Post-processing Details:

-27 x 240 sec subexposures, iso 800, processed with 30 dark and 30 bias frames
-Software: PHD2, DSS, XnView, StarNet++, and StarTools v 1.3 and 1.7

Image Details:

M42 (NGC1976), M43 (NGC1982) Orion, The Great Orion Nebula

The Orion Nebula is one of the most familiar celestial objects, easily visible to the naked eye below the three stars of the Orion's belt. It is a large cloud of dust and gas, about 25 LY in extent, partially illuminated by emission and reflection components.

At the distance of approximately 1,350 LY, and only about 3 million years old, the Orion Nebula is one of the closest and youngest stellar nurseries of low and high mass stars. According to recent observations by the European Southern Observatory, the 3,000 stars in the Orion Nebula Cluster did not form continuously or simultaneously. They are divided by age into three distinct populations, each conceived in the turbulence of the shockwaves and stellar winds from nearby supernovas. Due to its proximity, on amateur photographs the cluster reveals a large proportion of red dwarfs, which are normally present but not detectable on distant clusters because of their low luminosity. Hubble photographs reveal a profusion of arcs, jets, pillars, protoplanetary discs, and numerous brown dwarfs: substellar objects, unable to sustain nuclear fusion, which glow by gravitational contraction.

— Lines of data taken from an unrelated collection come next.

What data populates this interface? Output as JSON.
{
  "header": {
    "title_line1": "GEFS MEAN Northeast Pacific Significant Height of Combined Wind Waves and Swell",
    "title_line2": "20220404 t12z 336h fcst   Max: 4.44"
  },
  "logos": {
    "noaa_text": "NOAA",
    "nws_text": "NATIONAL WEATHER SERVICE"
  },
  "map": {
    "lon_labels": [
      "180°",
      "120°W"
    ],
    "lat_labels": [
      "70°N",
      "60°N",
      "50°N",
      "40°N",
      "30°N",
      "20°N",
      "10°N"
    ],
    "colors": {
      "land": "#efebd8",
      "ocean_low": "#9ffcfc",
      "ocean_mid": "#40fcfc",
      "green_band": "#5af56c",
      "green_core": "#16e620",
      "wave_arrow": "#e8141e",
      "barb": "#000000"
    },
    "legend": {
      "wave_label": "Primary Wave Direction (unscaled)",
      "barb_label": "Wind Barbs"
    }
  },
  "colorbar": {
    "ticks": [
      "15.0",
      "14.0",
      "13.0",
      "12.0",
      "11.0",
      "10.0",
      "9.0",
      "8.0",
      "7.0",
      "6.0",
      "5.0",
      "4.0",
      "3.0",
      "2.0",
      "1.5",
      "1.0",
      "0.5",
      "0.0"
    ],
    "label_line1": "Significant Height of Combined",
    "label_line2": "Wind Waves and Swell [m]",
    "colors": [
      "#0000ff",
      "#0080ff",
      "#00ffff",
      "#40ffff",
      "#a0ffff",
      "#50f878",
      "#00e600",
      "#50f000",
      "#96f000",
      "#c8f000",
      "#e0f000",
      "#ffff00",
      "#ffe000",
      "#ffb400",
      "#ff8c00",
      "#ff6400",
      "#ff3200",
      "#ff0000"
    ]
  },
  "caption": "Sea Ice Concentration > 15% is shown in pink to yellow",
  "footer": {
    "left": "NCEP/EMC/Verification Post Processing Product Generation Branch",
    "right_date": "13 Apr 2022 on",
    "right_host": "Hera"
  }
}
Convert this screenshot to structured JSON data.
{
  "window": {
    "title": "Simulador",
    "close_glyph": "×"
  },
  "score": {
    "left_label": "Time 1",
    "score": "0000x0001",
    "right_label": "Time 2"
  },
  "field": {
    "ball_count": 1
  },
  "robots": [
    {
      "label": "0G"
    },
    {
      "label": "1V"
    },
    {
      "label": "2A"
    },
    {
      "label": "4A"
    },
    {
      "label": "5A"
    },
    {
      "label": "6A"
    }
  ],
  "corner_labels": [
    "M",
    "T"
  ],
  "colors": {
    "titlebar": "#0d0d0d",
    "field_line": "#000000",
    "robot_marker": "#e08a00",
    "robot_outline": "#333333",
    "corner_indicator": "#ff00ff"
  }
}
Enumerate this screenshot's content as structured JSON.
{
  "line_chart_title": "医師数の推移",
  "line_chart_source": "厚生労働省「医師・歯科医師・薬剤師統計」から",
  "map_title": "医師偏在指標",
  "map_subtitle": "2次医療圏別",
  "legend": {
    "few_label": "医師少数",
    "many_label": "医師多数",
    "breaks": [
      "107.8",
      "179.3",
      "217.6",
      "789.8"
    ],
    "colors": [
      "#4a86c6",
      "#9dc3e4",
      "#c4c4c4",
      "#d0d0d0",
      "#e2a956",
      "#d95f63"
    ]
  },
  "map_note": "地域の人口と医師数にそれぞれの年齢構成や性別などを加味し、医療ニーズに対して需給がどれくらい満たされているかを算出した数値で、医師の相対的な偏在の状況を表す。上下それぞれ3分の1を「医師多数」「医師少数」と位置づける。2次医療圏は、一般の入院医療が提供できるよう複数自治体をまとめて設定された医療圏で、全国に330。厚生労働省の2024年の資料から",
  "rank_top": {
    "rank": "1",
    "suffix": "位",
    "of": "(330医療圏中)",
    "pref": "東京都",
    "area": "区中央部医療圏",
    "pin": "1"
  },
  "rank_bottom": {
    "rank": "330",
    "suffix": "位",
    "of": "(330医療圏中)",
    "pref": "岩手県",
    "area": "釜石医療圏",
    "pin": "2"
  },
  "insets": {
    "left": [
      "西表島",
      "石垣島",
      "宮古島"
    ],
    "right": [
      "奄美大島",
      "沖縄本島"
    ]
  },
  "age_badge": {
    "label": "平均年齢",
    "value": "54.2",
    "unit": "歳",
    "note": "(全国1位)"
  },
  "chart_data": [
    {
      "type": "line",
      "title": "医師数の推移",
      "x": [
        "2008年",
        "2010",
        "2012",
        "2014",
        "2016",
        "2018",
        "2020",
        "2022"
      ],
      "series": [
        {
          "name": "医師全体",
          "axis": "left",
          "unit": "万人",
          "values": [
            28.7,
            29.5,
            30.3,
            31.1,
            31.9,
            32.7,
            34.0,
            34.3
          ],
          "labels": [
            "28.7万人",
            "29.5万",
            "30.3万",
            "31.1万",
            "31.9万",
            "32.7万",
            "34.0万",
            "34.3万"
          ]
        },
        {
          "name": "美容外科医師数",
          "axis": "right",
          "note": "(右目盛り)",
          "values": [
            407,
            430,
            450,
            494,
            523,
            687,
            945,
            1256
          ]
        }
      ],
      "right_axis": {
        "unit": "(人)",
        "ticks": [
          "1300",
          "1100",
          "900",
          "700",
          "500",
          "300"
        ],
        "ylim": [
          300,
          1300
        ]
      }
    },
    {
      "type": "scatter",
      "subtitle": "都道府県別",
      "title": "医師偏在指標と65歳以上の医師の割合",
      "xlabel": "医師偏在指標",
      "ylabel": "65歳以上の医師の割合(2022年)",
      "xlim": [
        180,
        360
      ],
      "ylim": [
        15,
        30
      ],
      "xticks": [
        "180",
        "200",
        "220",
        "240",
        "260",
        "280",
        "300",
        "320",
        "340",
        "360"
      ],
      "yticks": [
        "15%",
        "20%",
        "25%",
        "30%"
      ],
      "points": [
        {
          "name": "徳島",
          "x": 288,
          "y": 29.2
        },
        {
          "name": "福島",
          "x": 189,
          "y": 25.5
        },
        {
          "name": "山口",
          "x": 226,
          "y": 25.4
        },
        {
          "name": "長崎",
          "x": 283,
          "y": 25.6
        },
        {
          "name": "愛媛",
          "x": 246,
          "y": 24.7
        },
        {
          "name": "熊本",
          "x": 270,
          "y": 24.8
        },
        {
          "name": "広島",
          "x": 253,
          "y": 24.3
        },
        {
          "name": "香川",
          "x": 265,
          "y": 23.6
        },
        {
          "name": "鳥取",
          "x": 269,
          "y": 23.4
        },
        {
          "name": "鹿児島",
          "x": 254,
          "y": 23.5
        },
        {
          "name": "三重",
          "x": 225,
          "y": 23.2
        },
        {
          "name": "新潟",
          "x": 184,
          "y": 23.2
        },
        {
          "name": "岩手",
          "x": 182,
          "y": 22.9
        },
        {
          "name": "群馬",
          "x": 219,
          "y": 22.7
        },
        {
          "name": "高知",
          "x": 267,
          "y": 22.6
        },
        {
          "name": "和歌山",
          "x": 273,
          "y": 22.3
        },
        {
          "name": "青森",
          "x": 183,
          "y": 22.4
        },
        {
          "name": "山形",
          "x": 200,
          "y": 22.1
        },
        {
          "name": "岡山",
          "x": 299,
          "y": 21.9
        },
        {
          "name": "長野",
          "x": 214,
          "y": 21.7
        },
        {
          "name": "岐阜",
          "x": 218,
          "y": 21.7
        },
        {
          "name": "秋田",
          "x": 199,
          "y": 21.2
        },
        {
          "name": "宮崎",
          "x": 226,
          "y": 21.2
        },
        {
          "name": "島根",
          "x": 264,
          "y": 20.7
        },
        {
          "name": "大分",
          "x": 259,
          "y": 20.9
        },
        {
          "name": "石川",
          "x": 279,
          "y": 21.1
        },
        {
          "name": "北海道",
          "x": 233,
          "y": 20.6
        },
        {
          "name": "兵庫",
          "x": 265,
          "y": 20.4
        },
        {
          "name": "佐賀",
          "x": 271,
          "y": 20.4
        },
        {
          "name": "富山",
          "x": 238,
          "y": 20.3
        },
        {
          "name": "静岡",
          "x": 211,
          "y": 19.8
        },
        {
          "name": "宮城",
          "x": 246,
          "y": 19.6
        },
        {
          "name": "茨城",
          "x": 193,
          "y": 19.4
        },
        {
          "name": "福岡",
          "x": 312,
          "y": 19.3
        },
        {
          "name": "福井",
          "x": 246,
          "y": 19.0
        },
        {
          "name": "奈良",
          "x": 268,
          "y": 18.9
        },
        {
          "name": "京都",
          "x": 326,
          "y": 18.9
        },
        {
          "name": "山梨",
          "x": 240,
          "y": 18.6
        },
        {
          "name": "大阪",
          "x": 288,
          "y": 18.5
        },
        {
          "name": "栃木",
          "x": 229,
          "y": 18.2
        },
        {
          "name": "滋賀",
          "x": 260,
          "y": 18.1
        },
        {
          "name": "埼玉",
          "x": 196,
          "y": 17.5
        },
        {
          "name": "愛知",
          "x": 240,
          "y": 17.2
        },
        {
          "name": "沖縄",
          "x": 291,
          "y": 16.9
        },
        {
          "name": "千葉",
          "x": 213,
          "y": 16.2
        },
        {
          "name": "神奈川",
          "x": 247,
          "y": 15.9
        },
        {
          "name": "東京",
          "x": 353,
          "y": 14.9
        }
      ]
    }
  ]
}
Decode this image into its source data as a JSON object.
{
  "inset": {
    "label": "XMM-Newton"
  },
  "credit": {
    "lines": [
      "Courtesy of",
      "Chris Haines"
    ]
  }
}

The first known observing record of the nebula was made by Fabri de Peiresc in 1610, while the first published record appears in 1619 by Johann Baptist Cysat. In 1617 Galileo documented observations of the Trapezium Cluster, but did not mention the surrounding nebulosity. That the nebula is also never mentioned by the ancient astronomers has lead to the speculation that it has recently increased in luminosity. In 1774 Messier included the object as the 42d entry in his catalog of deep sky objects. The small, fainter section on the N side of the main nebula he listed as M43.